L’armata Brancaleone alla crociata per l’ambiente

La situazione inquinamento delle nostre città sta probabilmente passando un po’ troppo in silenzio, nonostante la sua gravità. Certo, argomenti come la guerra (praticamente all’interno dell’Europa) che rischia di diventare incontrollabile, o la drammatica condizione dei migranti che sempre più massicciamente cercano la salvezza da violenze e prepotenze nei loro Paesi rischiando troppo spesso la morte nei nostri mari per la colpevole indolenza della politica… ecco questi argomenti fanno retrocedere in secondo piano altri temi – come la sostenibilità ambientale, la sopravvivenza del pianeta e i suoi livelli di inquinamento – che invece occupavano le prime pagine di giornali e siti internet fino a un anno fa.

Il fatto che non si parli più tanto di smog nei nostri centri urbani non significa che il problema sia stato risolto, anzi!

Nel 2022, 29 città italiane su 95 hanno superato i limiti giornalieri di PM 10. Particolarmente grave la situazione a Torino, Milano, Modena, Asti, Padova e Venezia che hanno registrato più del doppio degli “sforamenti” consentiti, cioè 35 giorni all’anno con una media giornaliera superiore ai 50 microgrammi per metro cubo.
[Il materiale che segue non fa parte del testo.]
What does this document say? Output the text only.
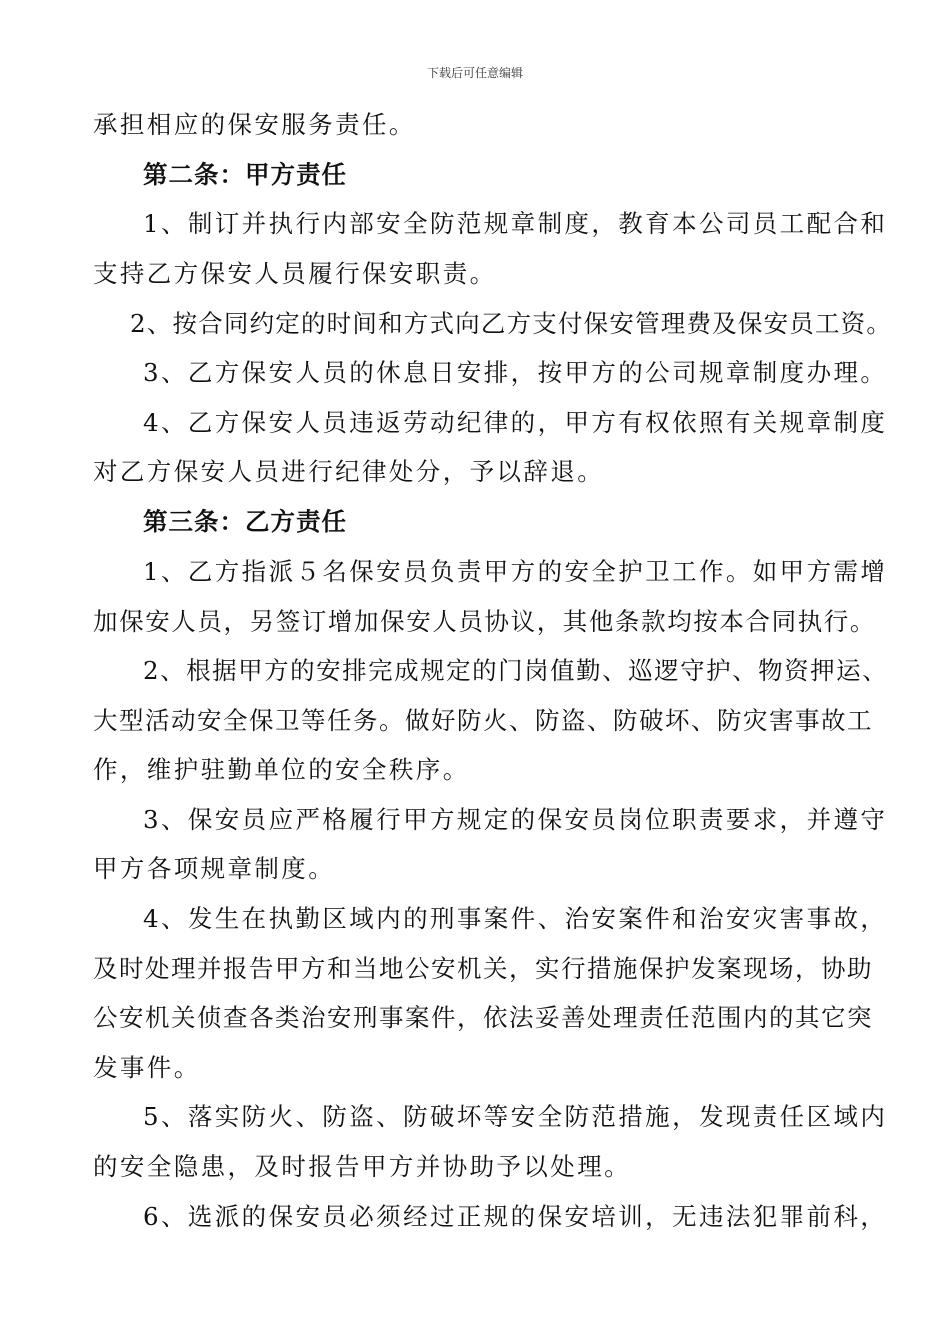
下载后可任意编辑
承担相应的保安服务责任。
第二条：甲方责任
1、制订并执行内部安全防范规章制度，教育本公司员工配合和
支持乙方保安人员履行保安职责。
2、按合同约定的时间和方式向乙方支付保安管理费及保安员工资。
3、乙方保安人员的休息日安排，按甲方的公司规章制度办理。
4、乙方保安人员违返劳动纪律的，甲方有权依照有关规章制度
对乙方保安人员进行纪律处分，予以辞退。
第三条：乙方责任
1、乙方指派５名保安员负责甲方的安全护卫工作。如甲方需增
加保安人员，另签订增加保安人员协议，其他条款均按本合同执行。
2、根据甲方的安排完成规定的门岗值勤、巡逻守护、物资押运、
大型活动安全保卫等任务。做好防火、防盗、防破坏、防灾害事故工
作，维护驻勤单位的安全秩序。
3、保安员应严格履行甲方规定的保安员岗位职责要求，并遵守
甲方各项规章制度。
4、发生在执勤区域内的刑事案件、治安案件和治安灾害事故，
及时处理并报告甲方和当地公安机关，实行措施保护发案现场，协助
公安机关侦查各类治安刑事案件，依法妥善处理责任范围内的其它突
发事件。
5、落实防火、防盗、防破坏等安全防范措施，发现责任区域内
的安全隐患，及时报告甲方并协助予以处理。
6、选派的保安员必须经过正规的保安培训，无违法犯罪前科，
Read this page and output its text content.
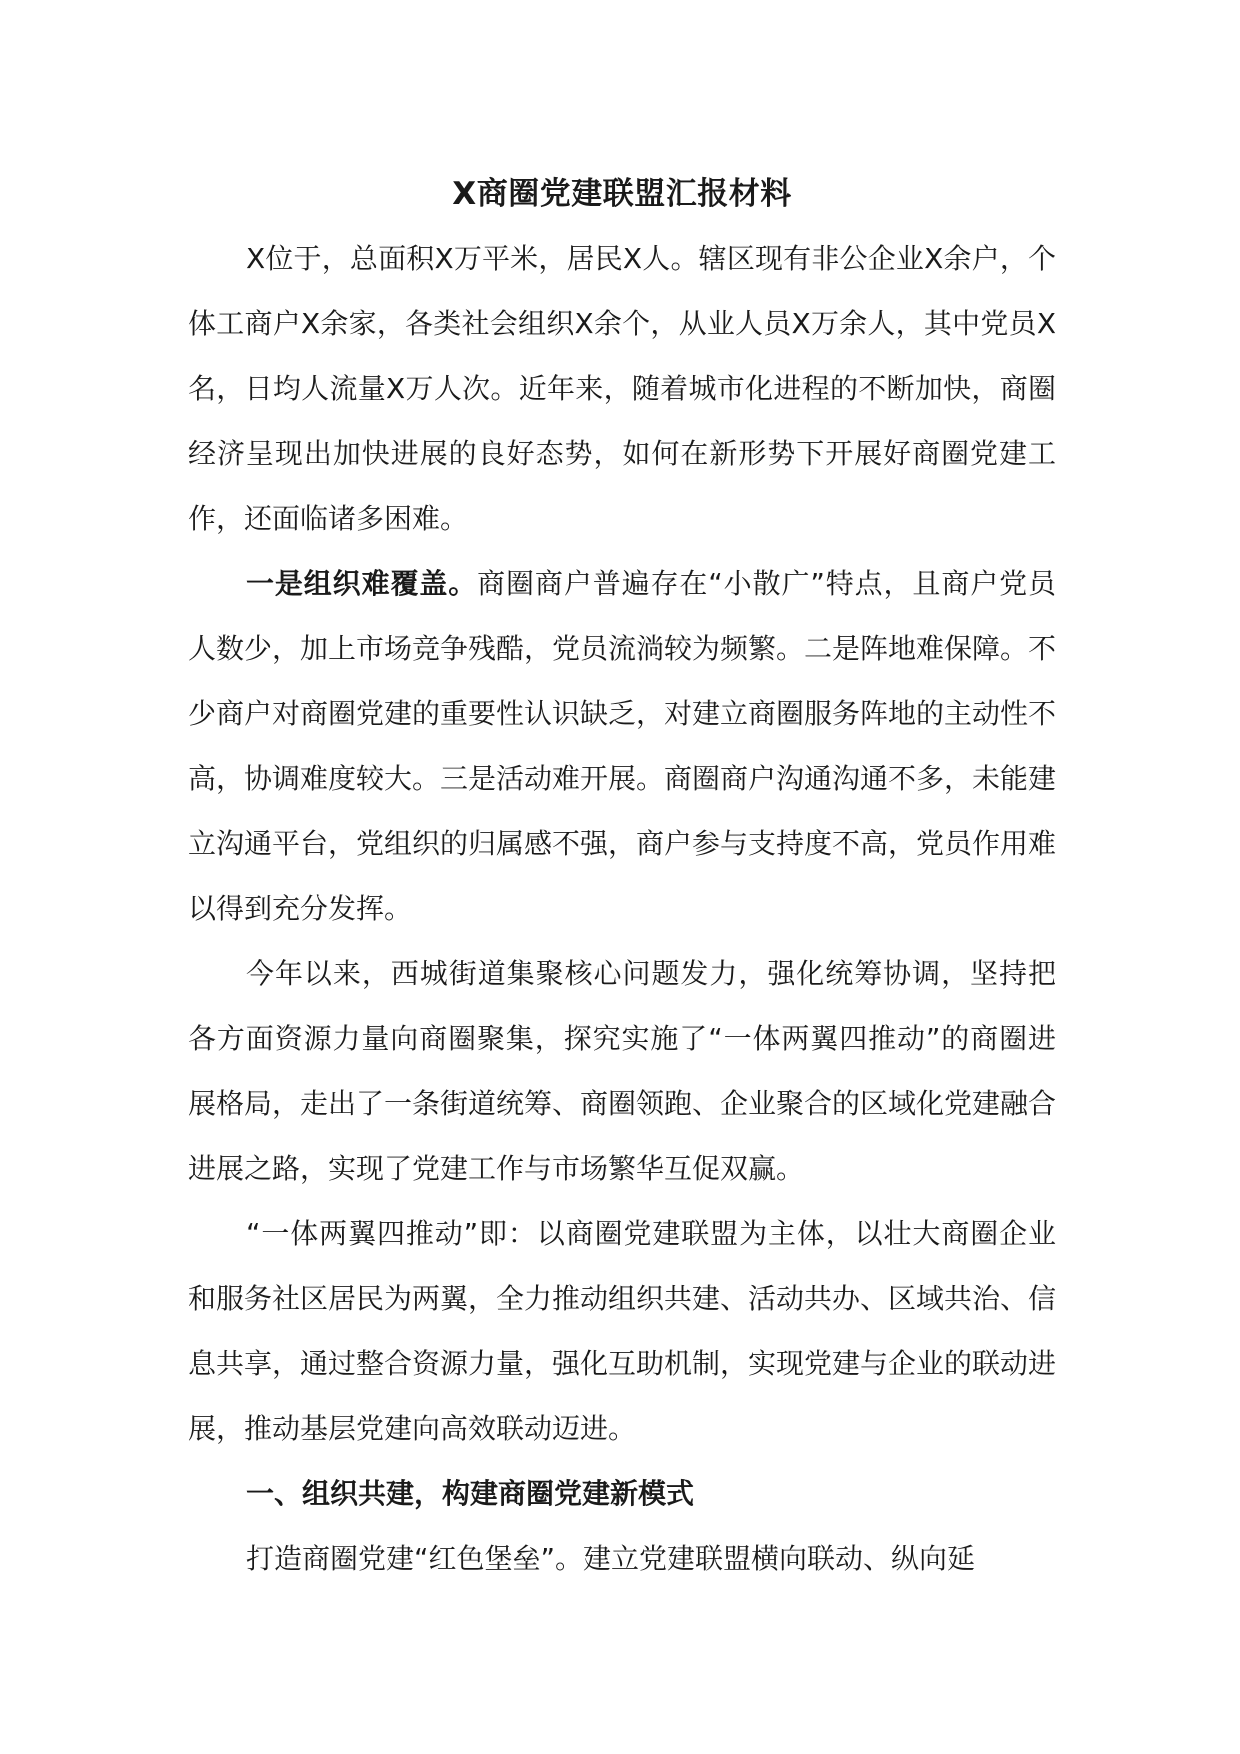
X商圈党建联盟汇报材料

X位于，总面积X万平米，居民X人。辖区现有非公企业X余户，个体工商户X余家，各类社会组织X余个，从业人员X万余人，其中党员X名，日均人流量X万人次。近年来，随着城市化进程的不断加快，商圈经济呈现出加快进展的良好态势，如何在新形势下开展好商圈党建工作，还面临诸多困难。

一是组织难覆盖。商圈商户普遍存在“小散广”特点，且商户党员人数少，加上市场竞争残酷，党员流淌较为频繁。二是阵地难保障。不少商户对商圈党建的重要性认识缺乏，对建立商圈服务阵地的主动性不高，协调难度较大。三是活动难开展。商圈商户沟通沟通不多，未能建立沟通平台，党组织的归属感不强，商户参与支持度不高，党员作用难以得到充分发挥。

今年以来，西城街道集聚核心问题发力，强化统筹协调，坚持把各方面资源力量向商圈聚集，探究实施了“一体两翼四推动”的商圈进展格局，走出了一条街道统筹、商圈领跑、企业聚合的区域化党建融合进展之路，实现了党建工作与市场繁华互促双赢。

“一体两翼四推动”即：以商圈党建联盟为主体，以壮大商圈企业和服务社区居民为两翼，全力推动组织共建、活动共办、区域共治、信息共享，通过整合资源力量，强化互助机制，实现党建与企业的联动进展，推动基层党建向高效联动迈进。

一、组织共建，构建商圈党建新模式

打造商圈党建“红色堡垒”。建立党建联盟横向联动、纵向延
Le centraline di Torino si piazzano al primo posto con 98 giorni di sforamento, seguite da quelle di Milano con 84, Asti 79, Modena 75, Padova e Venezia con 70.

E la situazione è ancora più critica se confrontata con i nuovi target europei il cui arrivo è previsto per il 2030: sarebbero fuorilegge il 76 per cento delle città per il PM 10, l’84 per cento per il PM 2,5 e il 61 per cento per l’NO2.

I dati sono stati pubblicati a gennaio dal report “Mal’Aria di città 2023: cambio di passo cercasi” in cui Legambiente mette in evidenza i valori rilevati nei capoluoghi di provincia per quanto riguarda i livelli delle polveri sottili (PM 10, PM 2,5) e del biossido di azoto (NO2) e in cui afferma che “per rendere le nostre città più vivibili e sostenibili, serve un cambio di passo e una maggiore attenzione da parte di Governo e amministrazioni locali”.

Facile a dirsi e meno a farsi, verrebbe da affermare visti i decenni scorsi, in cui qualcosa forse si sarebbe potuto concretizzare ma che per cause varie (economiche e politiche principalmente) non si è mai fatto nulla.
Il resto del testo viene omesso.